G2, más allá de sus botones

Voy a “Ajustes”, “General”, “Acerca del teléfono”, “Información de Software”. Se revela, ante mis ojos, la versión de Android que corre en el teléfono: Android 4.2.2. En esta nota de un sitio especializado en el sistema operativo móvil de Google es posible acceder a información en torno a la actualización a la más reciente versión del soft: KitKat.

Por supuesto, hay más detalles en la ficha técnica del equipo: Su procesador es un Qualcomm Snapdragon 800 de cuatro núcleos a 2.26GHz; GPU Adreno 330 para sus gráficos; llega con alternativas de memoria de 16 y 32GB (el que tengo entre mis manos es el de más alto grado para almacenamiento interno, una consideración sobre este respecto más adelante); su RAM es de 2GB; y su batería es de 3000mAh con una autonomía que promete un día completo de uso sin recarga, promesa que pude verificar de primera mano.
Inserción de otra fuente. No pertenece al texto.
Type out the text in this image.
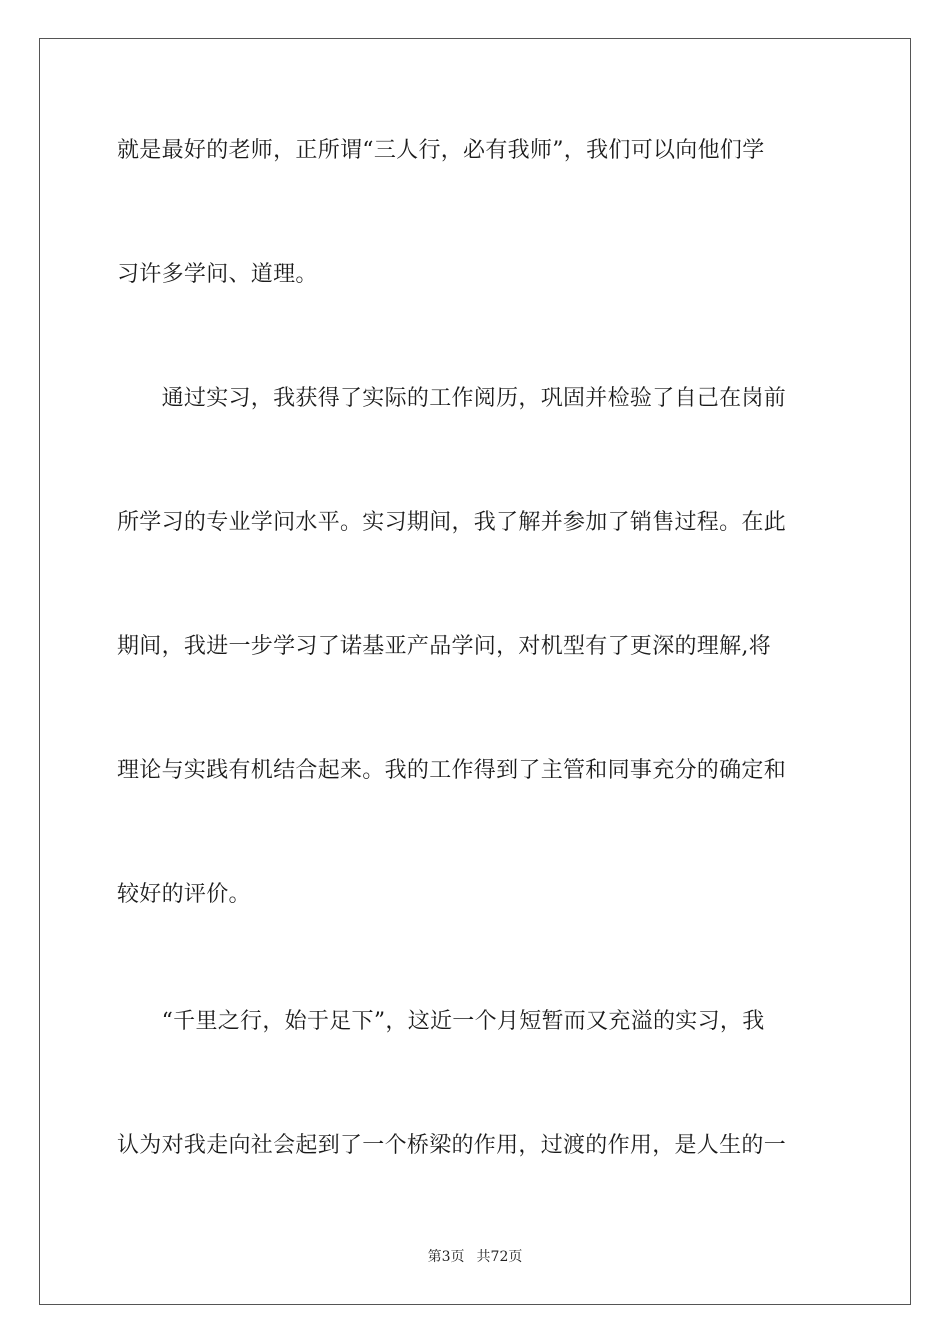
就是最好的老师，正所谓“三人行，必有我师”，我们可以向他们学
习许多学问、道理。
　　通过实习，我获得了实际的工作阅历，巩固并检验了自己在岗前
所学习的专业学问水平。实习期间，我了解并参加了销售过程。在此
期间，我进一步学习了诺基亚产品学问，对机型有了更深的理解,将
理论与实践有机结合起来。我的工作得到了主管和同事充分的确定和
较好的评价。
　　“千里之行，始于足下”，这近一个月短暂而又充溢的实习，我
认为对我走向社会起到了一个桥梁的作用，过渡的作用，是人生的一
第3页 共72页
Tal como he dicho anteriormente, su pantalla es de 5.2 pulgadas, Full HD IPS con una resolución de 1080 x 1920 píxeles y 423 píxeles por pulgadas. Agrega dos cámaras: una principal de 13MP con estabilizador óptico, y una frontal de 2.1MP. Por otra parte, promete calidad de sonido Hi-Fi (por encima a la calidad de un CD, según indica LG) en la creencia de que los “smartphones se han convertido en estaciones de entretenimiento de todo tipo”. Dimensiones: 138.5 x 70.9 x 8.9 milímetros. Su marco es de sólo 2.65 milímetros. Incluye los clásicos sensores: giroscopio, brújula, de proximidad y acelerómetro. Conectividad: WiFi, Bluetooth, 3G y LTE.
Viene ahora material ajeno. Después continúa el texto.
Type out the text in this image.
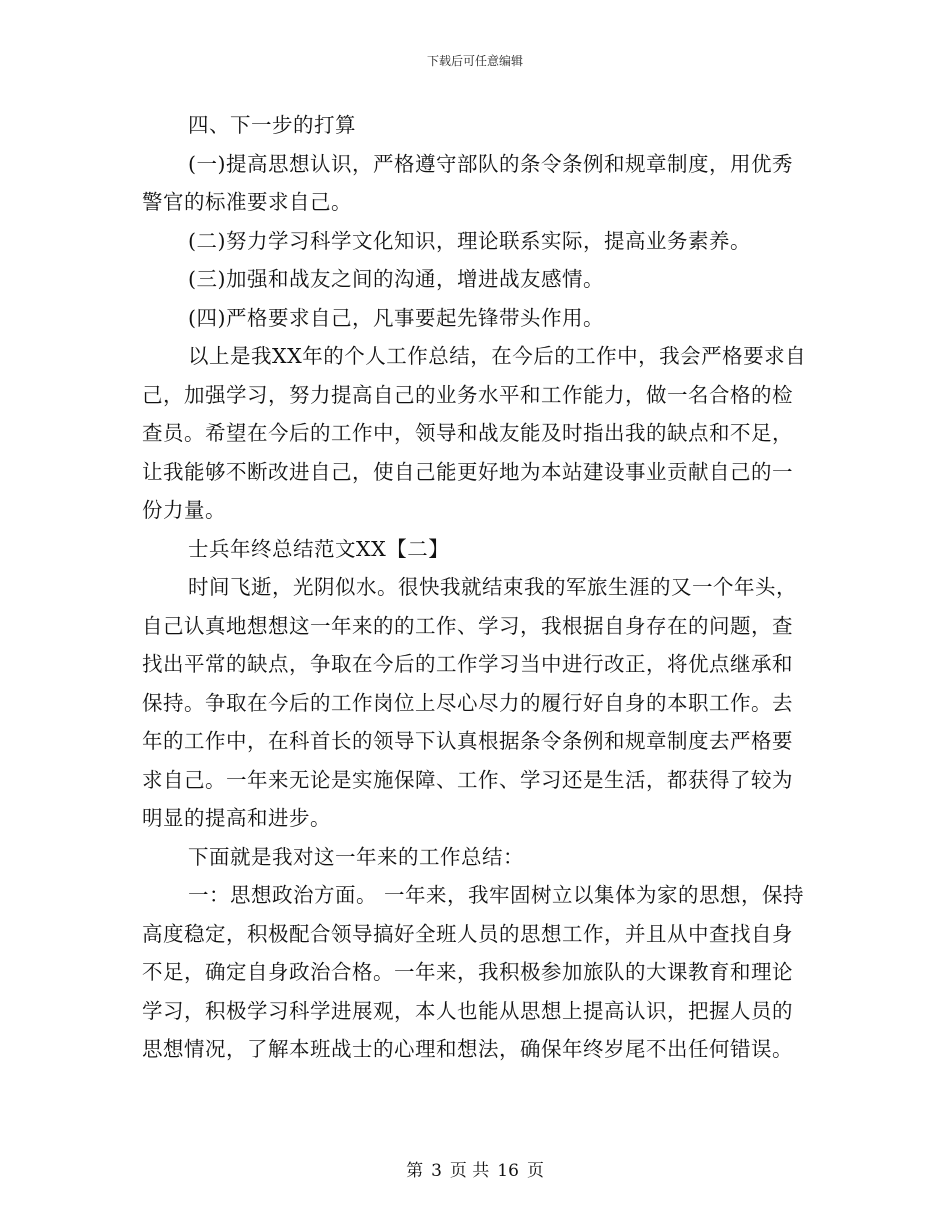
下载后可任意编辑

四、下一步的打算

(一)提高思想认识，严格遵守部队的条令条例和规章制度，用优秀警官的标准要求自己。

(二)努力学习科学文化知识，理论联系实际，提高业务素养。

(三)加强和战友之间的沟通，增进战友感情。

(四)严格要求自己，凡事要起先锋带头作用。

以上是我XX年的个人工作总结，在今后的工作中，我会严格要求自己，加强学习，努力提高自己的业务水平和工作能力，做一名合格的检查员。希望在今后的工作中，领导和战友能及时指出我的缺点和不足，让我能够不断改进自己，使自己能更好地为本站建设事业贡献自己的一份力量。

士兵年终总结范文XX【二】

时间飞逝，光阴似水。很快我就结束我的军旅生涯的又一个年头，自己认真地想想这一年来的的工作、学习，我根据自身存在的问题，查找出平常的缺点，争取在今后的工作学习当中进行改正，将优点继承和保持。争取在今后的工作岗位上尽心尽力的履行好自身的本职工作。去年的工作中，在科首长的领导下认真根据条令条例和规章制度去严格要求自己。一年来无论是实施保障、工作、学习还是生活，都获得了较为明显的提高和进步。

下面就是我对这一年来的工作总结：

一：思想政治方面。 一年来，我牢固树立以集体为家的思想，保持高度稳定，积极配合领导搞好全班人员的思想工作，并且从中查找自身不足，确定自身政治合格。一年来，我积极参加旅队的大课教育和理论学习，积极学习科学进展观，本人也能从思想上提高认识，把握人员的思想情况，了解本班战士的心理和想法，确保年终岁尾不出任何错误。

第 3 页 共 16 页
Dos buenas adicionales: vale destacar la atinada elección de un diseño de líneas redondeadas y la inclusión de los controles delanteros on screen, característica que propicia una mayor superficie de pantalla. Y por último, un punto en contra, máxime teniendo en cuenta que hablamos de un equipo de gama alta: su memoria interna no puede ser expandida mediante una tarjeta.

Una conclusión

G2 se postula como pionero en la inclusión de botones en su cara posterior. Si bien ya existieron otros que lo hicieron, como el Motorola Backflip, hay que darle crédito a LG. Esperé su llegada hasta mis manos con un excluyente objetivo en mente: husmear con mis dedos los celebérrimos controles en la espalda. Más allá de mis impresiones al respecto, antes anotadas, G2 es un dignísimo competidor en la gama alta del segmento: es ágil, su calidad gráfica es brillante y añade una función sencilla pero atractiva: dos golpecitos de pantalla son útiles para desbloquear o bloquear el equipo. Acaso, una solución para el momento en que el smartphone está apoyado sobre una mesa y resulta en verdad incómodo ir hasta su espalda para presionar un botón.